DaskInfluenceCalculator(influence_function_model, converter, client)

This class is designed to compute influences over dask.array.Array collections, leveraging the capabilities of Dask for distributed computing and parallel processing. It requires an influence computation model of type [InfluenceFunctionModel][pydvl.influence.base_influence_model.InfluenceFunctionModel], which defines how influences are computed on a chunk of data. Essentially, this class functions by mapping the influence function model across the various chunks of a dask.array.Array collection.

PARAMETER DESCRIPTION
influence_function_model

instance of type [InfluenceFunctionModel][pydvl.influence.base_influence_model.InfluenceFunctionModel], that specifies the computation logic for influence on data chunks. It's a pivotal part of the calculator, determining how influence is computed and applied across the data array.

TYPE: InfluenceFunctionModel

converter

A utility for converting numpy arrays to TensorType objects, facilitating the interaction between numpy arrays and the influence function model.

TYPE: NumpyConverter

client

This parameter accepts either of two types:

  1. A distributed Client object

  2. The special type DisableClientSingleThreadCheck, which serves as a flag to bypass certain checks.

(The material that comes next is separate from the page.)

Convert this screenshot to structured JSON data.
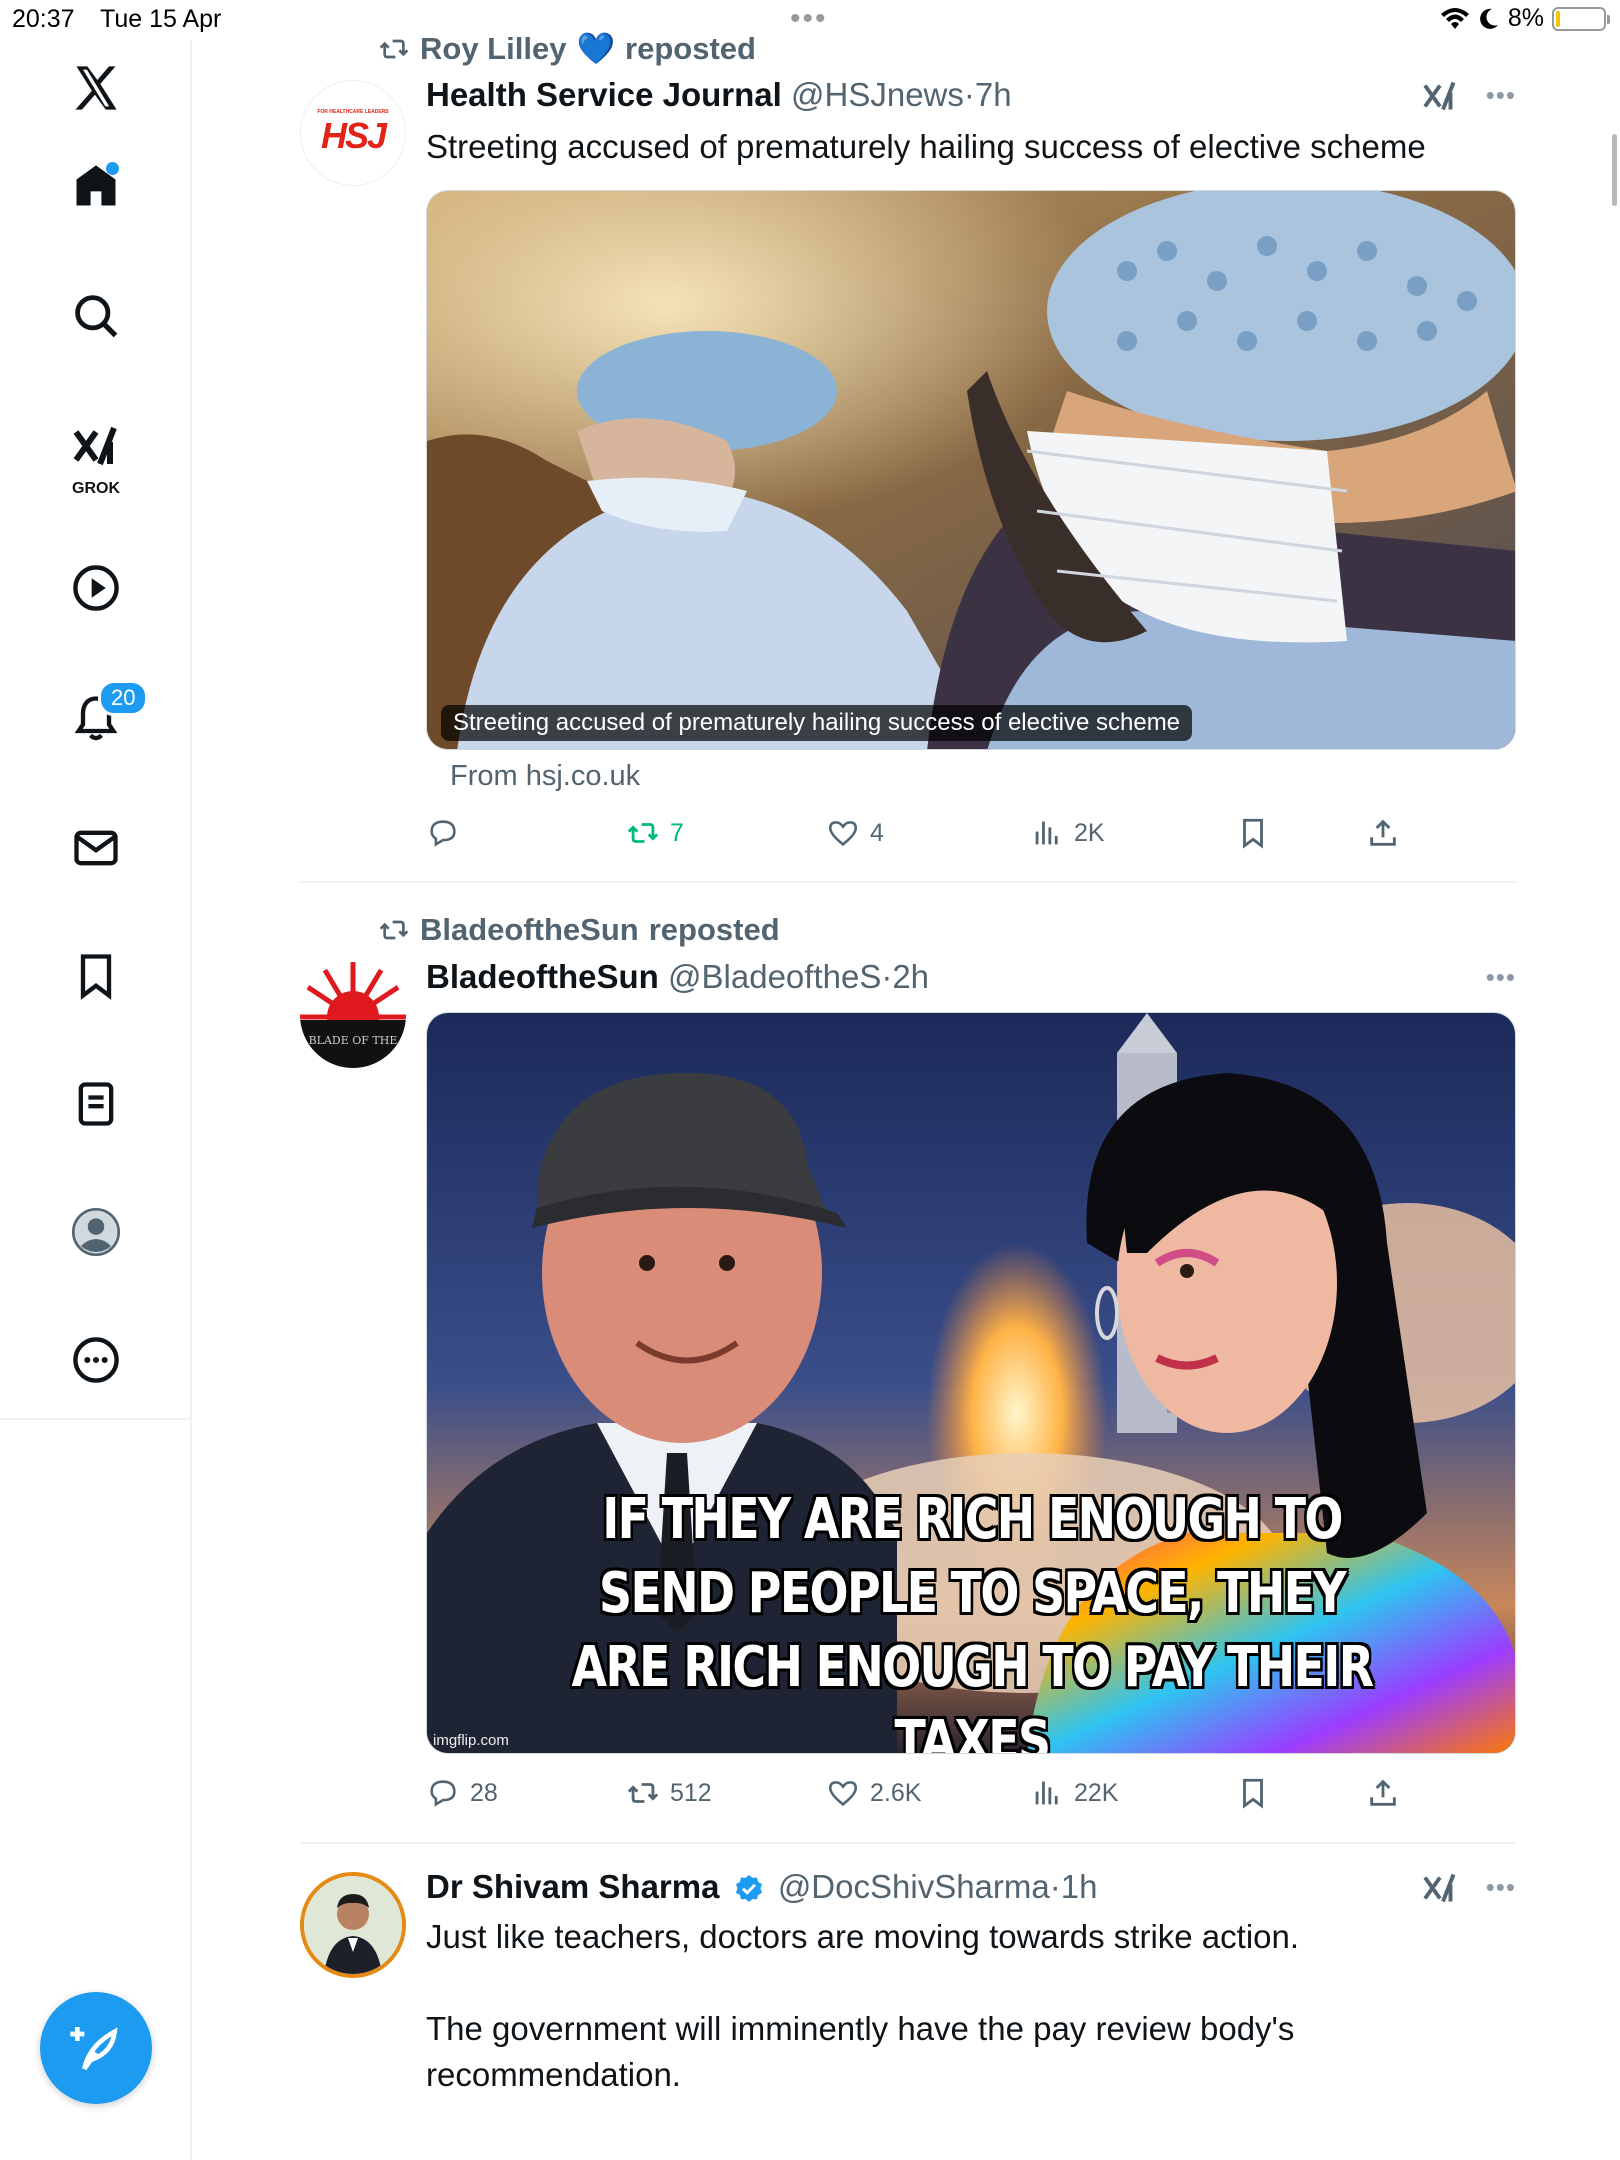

During initialization, the system verifies if all workers are operating in single-threaded mode when the provided influence_function_model is designated as not thread-safe (indicated by the is_thread_safe property). If this condition is not met, the initialization will raise a specific error, signaling a potential thread-safety conflict.

To intentionally skip this safety check (e.g., for debugging purposes using the single machine synchronous scheduler), you can supply the DisableClientSingleThreadCheck type.

TYPE: Union[Client, Type[DisableClientSingleThreadCheck]]

Warning

Make sure to set threads_per_worker=1, when using the distributed scheduler for computing, if your implementation of [InfluenceFunctionModel][pydvl.influence.base_influence_model.InfluenceFunctionModel] is not thread-safe.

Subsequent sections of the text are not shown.